30 day trial - Terms and Conditions
1. Scope of Use: MEGA grants the user a non-exclusive, non-transferable access to use the web platform for the term as stated in section 5. The access is granted by MEGA to the user for evaluation purposes only and not for production purposes of any kind. The right to access is granted only for the user’s own internal business operations. All rights not expressly granted are reserved by MEGA.
2. Product: HOPEX
3. Fee: This access is provided to the user through a website and is free of charge.
4. Access to the Service: The user will access the Service through the website by using personalized credentials.
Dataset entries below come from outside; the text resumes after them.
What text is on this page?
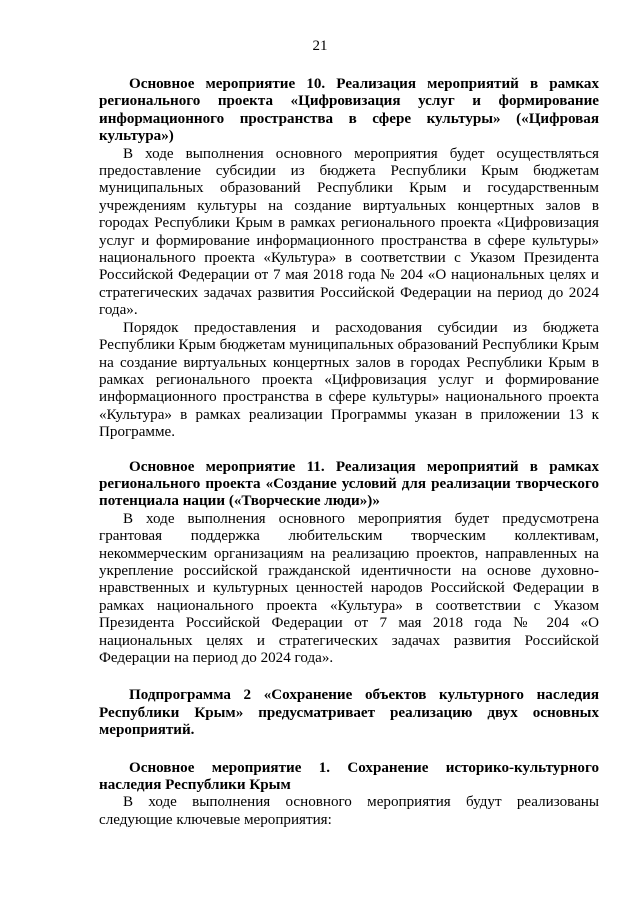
21

Основное мероприятие 10. Реализация мероприятий в рамках регионального проекта «Цифровизация услуг и формирование информационного пространства в сфере культуры» («Цифровая культура»)

В ходе выполнения основного мероприятия будет осуществляться предоставление субсидии из бюджета Республики Крым бюджетам муниципальных образований Республики Крым и государственным учреждениям культуры на создание виртуальных концертных залов в городах Республики Крым в рамках регионального проекта «Цифровизация услуг и формирование информационного пространства в сфере культуры» национального проекта «Культура» в соответствии с Указом Президента Российской Федерации от 7 мая 2018 года № 204 «О национальных целях и стратегических задачах развития Российской Федерации на период до 2024 года».

Порядок предоставления и расходования субсидии из бюджета Республики Крым бюджетам муниципальных образований Республики Крым на создание виртуальных концертных залов в городах Республики Крым в рамках регионального проекта «Цифровизация услуг и формирование информационного пространства в сфере культуры» национального проекта «Культура» в рамках реализации Программы указан в приложении 13 к Программе.

Основное мероприятие 11. Реализация мероприятий в рамках регионального проекта «Создание условий для реализации творческого потенциала нации («Творческие люди»)»

В ходе выполнения основного мероприятия будет предусмотрена грантовая поддержка любительским творческим коллективам, некоммерческим организациям на реализацию проектов, направленных на укрепление российской гражданской идентичности на основе духовно-нравственных и культурных ценностей народов Российской Федерации в рамках национального проекта «Культура» в соответствии с Указом Президента Российской Федерации от 7 мая 2018 года № 204 «О национальных целях и стратегических задачах развития Российской Федерации на период до 2024 года».

Подпрограмма 2 «Сохранение объектов культурного наследия Республики Крым» предусматривает реализацию двух основных мероприятий.

Основное мероприятие 1. Сохранение историко-культурного наследия Республики Крым

В ходе выполнения основного мероприятия будут реализованы следующие ключевые мероприятия:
Those credentials will be sent to the user by MEGA after registration approval.
5. Term & Termination: The user shall have access to the website for a thirty (30) days period only. This term shall begin at the date of the delivery of the access link by MEGA, and will not be extended. At the end of the term, all data will be destroyed by MEGA and no longer accessible by the user.
6. Intellectual Property: MEGA shall certify that it holds the intellectual property rights to grant the access to the service under these Terms and Conditions and that the use of the service does not infringe any third-party right. The user shall obtain no rights in any MEGA intellectual property right, including third-parties’ right. The user shall notify MEGA immediately upon detection of unauthorized use of intellectual property of MEGA, and agrees to take all measures to prevent such unauthorized use.
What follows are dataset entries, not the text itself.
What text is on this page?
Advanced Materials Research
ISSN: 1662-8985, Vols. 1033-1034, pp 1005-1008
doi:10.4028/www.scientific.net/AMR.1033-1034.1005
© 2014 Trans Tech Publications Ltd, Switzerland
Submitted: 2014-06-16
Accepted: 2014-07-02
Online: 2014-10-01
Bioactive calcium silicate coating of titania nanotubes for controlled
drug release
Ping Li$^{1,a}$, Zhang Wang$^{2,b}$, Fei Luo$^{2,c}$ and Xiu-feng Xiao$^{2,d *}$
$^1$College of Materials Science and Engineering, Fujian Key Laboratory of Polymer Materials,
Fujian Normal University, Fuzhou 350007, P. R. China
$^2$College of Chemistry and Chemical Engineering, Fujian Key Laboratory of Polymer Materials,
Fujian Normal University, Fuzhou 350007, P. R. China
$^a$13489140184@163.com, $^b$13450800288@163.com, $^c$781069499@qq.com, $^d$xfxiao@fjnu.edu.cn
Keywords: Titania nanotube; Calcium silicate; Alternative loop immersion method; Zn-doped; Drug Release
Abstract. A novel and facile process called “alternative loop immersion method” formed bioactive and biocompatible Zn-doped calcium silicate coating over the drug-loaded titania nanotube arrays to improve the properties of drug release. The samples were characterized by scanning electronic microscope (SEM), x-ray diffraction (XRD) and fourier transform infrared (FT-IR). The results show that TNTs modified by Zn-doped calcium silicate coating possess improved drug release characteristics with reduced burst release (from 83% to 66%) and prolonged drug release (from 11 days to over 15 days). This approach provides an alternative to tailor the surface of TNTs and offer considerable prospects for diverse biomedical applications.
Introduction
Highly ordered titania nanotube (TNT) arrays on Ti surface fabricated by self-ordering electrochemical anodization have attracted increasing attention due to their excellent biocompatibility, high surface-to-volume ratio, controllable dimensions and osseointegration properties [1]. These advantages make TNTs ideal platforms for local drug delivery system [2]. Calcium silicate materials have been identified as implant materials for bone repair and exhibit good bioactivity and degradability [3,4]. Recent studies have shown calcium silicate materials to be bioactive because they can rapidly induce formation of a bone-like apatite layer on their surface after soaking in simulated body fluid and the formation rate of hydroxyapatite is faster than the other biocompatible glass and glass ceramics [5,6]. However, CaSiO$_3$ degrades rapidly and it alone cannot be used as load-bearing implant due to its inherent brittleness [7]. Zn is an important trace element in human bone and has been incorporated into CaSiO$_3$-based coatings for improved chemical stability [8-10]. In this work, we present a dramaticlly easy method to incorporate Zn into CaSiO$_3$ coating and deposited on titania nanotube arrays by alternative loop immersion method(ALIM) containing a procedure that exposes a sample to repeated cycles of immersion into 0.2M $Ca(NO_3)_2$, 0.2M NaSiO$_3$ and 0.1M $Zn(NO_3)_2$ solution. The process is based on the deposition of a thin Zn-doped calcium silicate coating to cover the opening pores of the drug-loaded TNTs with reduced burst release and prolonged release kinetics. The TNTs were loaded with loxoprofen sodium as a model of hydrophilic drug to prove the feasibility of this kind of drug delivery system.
The user shall not extract any data provided by MEGA, like methodological databases, by permanent or temporary transfer of all qualitatively or quantitatively substantial content of the database, to another media, by any means and in any form whatsoever.
7. Warranty. The user acknowledges that the service is provided "as is" without further express or implied warranty. In particular, MEGA does not warrant that the service is error free, will operate without interruption, is compatible with the user’s equipment, or will meet the user’s needs. No backups will be performed nor provided by MEGA. MEGA does not warrant the user against any intrusion or fraudulent access to the service by a third-party, or illegal data mining of the data input by the Client for the purpose of this evaluation. MEGA does not warrant the user against any security breach arising during the performance of the service. Therefore, MEGA recommends to user not to input any confidential information.
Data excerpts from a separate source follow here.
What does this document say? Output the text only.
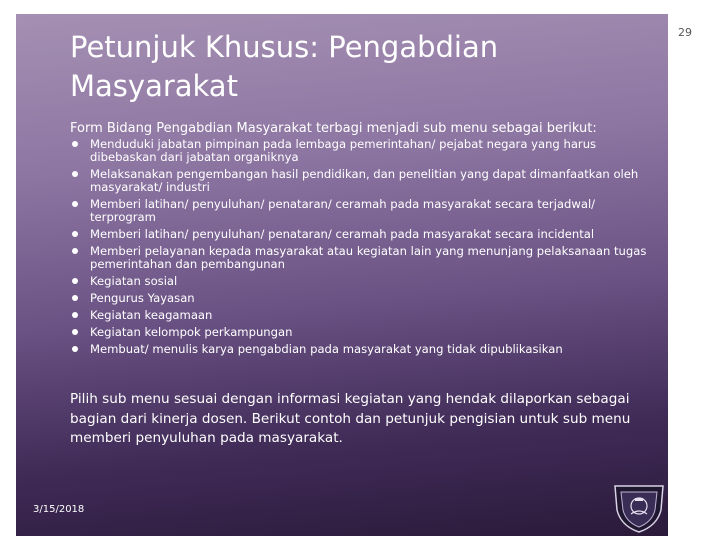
Petunjuk Khusus: Pengabdian Masyarakat

Form Bidang Pengabdian Masyarakat terbagi menjadi sub menu sebagai berikut:

Menduduki jabatan pimpinan pada lembaga pemerintahan/ pejabat negara yang harus dibebaskan dari jabatan organiknya
Melaksanakan pengembangan hasil pendidikan, dan penelitian yang dapat dimanfaatkan oleh masyarakat/ industri
Memberi latihan/ penyuluhan/ penataran/ ceramah pada masyarakat secara terjadwal/ terprogram
Memberi latihan/ penyuluhan/ penataran/ ceramah pada masyarakat secara incidental
Memberi pelayanan kepada masyarakat atau kegiatan lain yang menunjang pelaksanaan tugas pemerintahan dan pembangunan
Kegiatan sosial
Pengurus Yayasan
Kegiatan keagamaan
Kegiatan kelompok perkampungan
Membuat/ menulis karya pengabdian pada masyarakat yang tidak dipublikasikan

Pilih sub menu sesuai dengan informasi kegiatan yang hendak dilaporkan sebagai bagian dari kinerja dosen. Berikut contoh dan petunjuk pengisian untuk sub menu memberi penyuluhan pada masyarakat.

3/15/2018
29
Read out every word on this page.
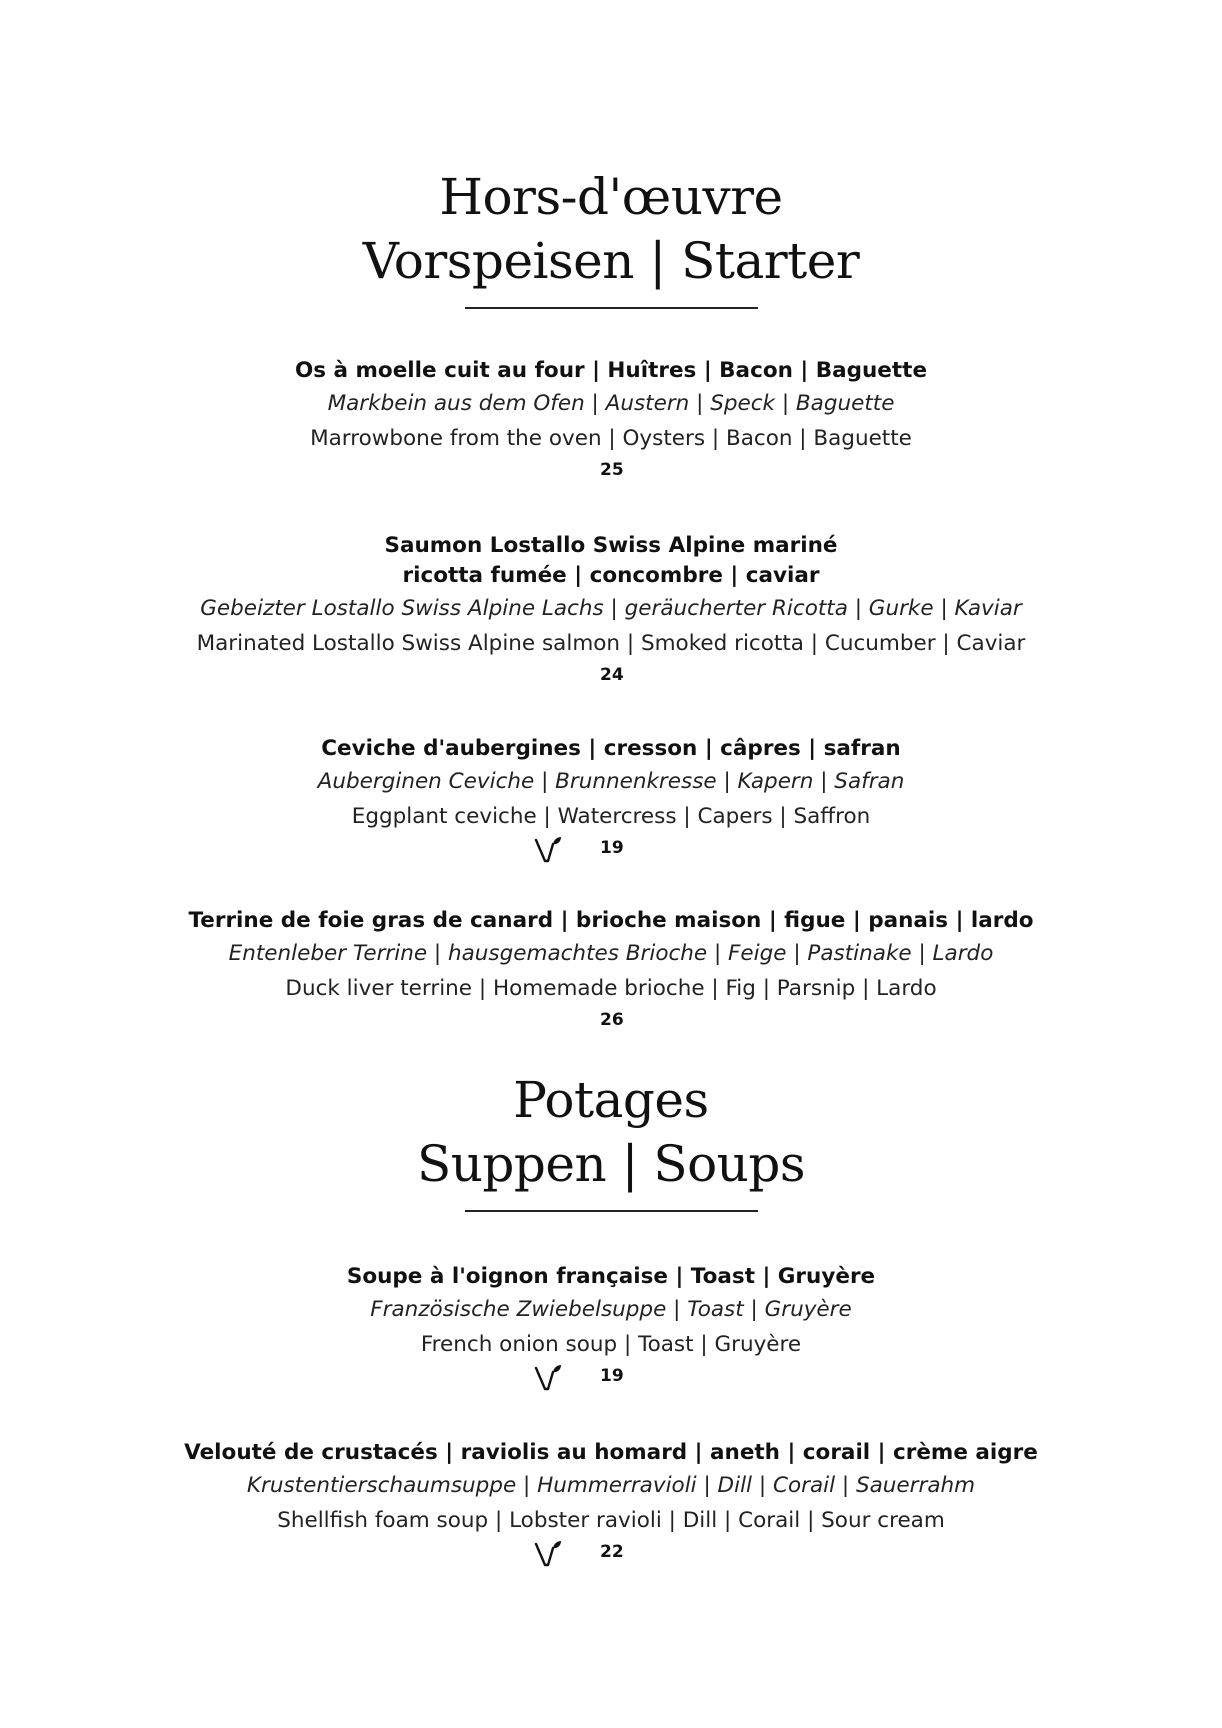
Hors-d'œuvre
Vorspeisen | Starter

Os à moelle cuit au four | Huîtres | Bacon | Baguette

Markbein aus dem Ofen | Austern | Speck | Baguette

Marrowbone from the oven | Oysters | Bacon | Baguette

25

Saumon Lostallo Swiss Alpine mariné

ricotta fumée | concombre | caviar

Gebeizter Lostallo Swiss Alpine Lachs | geräucherter Ricotta | Gurke | Kaviar

Marinated Lostallo Swiss Alpine salmon | Smoked ricotta | Cucumber | Caviar

24

Ceviche d'aubergines | cresson | câpres | safran

Auberginen Ceviche | Brunnenkresse | Kapern | Safran

Eggplant ceviche | Watercress | Capers | Saffron

19

Terrine de foie gras de canard | brioche maison | figue | panais | lardo

Entenleber Terrine | hausgemachtes Brioche | Feige | Pastinake | Lardo

Duck liver terrine | Homemade brioche | Fig | Parsnip | Lardo

26
Potages
Suppen | Soups

Soupe à l'oignon française | Toast | Gruyère

Französische Zwiebelsuppe | Toast | Gruyère

French onion soup | Toast | Gruyère

19

Velouté de crustacés | raviolis au homard | aneth | corail | crème aigre

Krustentierschaumsuppe | Hummerravioli | Dill | Corail | Sauerrahm

Shellfish foam soup | Lobster ravioli | Dill | Corail | Sour cream

22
8. Liability. The user agrees and acknowledges that in no event shall MEGA be held liable for any direct and indirect damages arising out of the performance of the services during the term of the evaluation, including, but not limited to, compensation, reimbursement or damages on account of the loss of present or prospective profits, expenditures, investments or commitments, whether made in the establishment, development or maintenance of business reputation or goodwill, for loss of data, cost of substitute software, cost of capital, however caused and regardless of the legal theory of liability, even if MEGA has been previously advised of the possibility of such damages.
9. Effect of Termination. At the end of the term, the user shall cease the use of the service described in clause 1. All data input for the purpose of this evaluation shall be erased from MEGA’s infrastructures at the end of the term as stated in section 5.
10. Confidentiality. All information received by the user for the purpose of the evaluation shall be deemed as confidential. The user agrees not to use or disclose to any third party the confidential information disclosed to it by MEGA and to protect MEGA’s confidential information with at least the same degree of care it uses to protect its own confidential information, but at a minimum to use commercially reasonable efforts.
12. Amendments/Severability. No amendment or modification of these Terms and Conditions, nor any waiver of any rights, will be effective, and the waiver of any breach or default will not constitute a waiver of any other right hereunder or any subsequent breach or default. If any provision of these Terms and Conditions is held unenforceable by a court of competent jurisdiction, that provision shall be enforced to the maximum extent permissible so as to effect the intent of the parties, and the remainder of this Terms and Conditions shall continue in full force and effect.
13. Governing Law. These Terms and Conditions shall be governed by the laws of France, as applied to contracts to be performed wholly within such jurisdiction, and without regard to the U.N. Convention on Contracts for the International Sale of Goods. The parties hereby consent to the exclusive jurisdiction of the courts of France, in any action arising out of or relating to these Terms and Conditions, and agree that any action arising out of or relating to these Terms and Conditions shall be maintained in the same jurisdiction. In the event of a dispute arising out of or in connection with these Terms and Conditions, the party prevailing in such dispute shall be entitled to recover its reasonable expenses, costs and attorneys’ fees, in addition to all other appropriate relief. The English language shall control the interpretation of these Terms and Conditions and all other writings and resolution of disputes between the parties.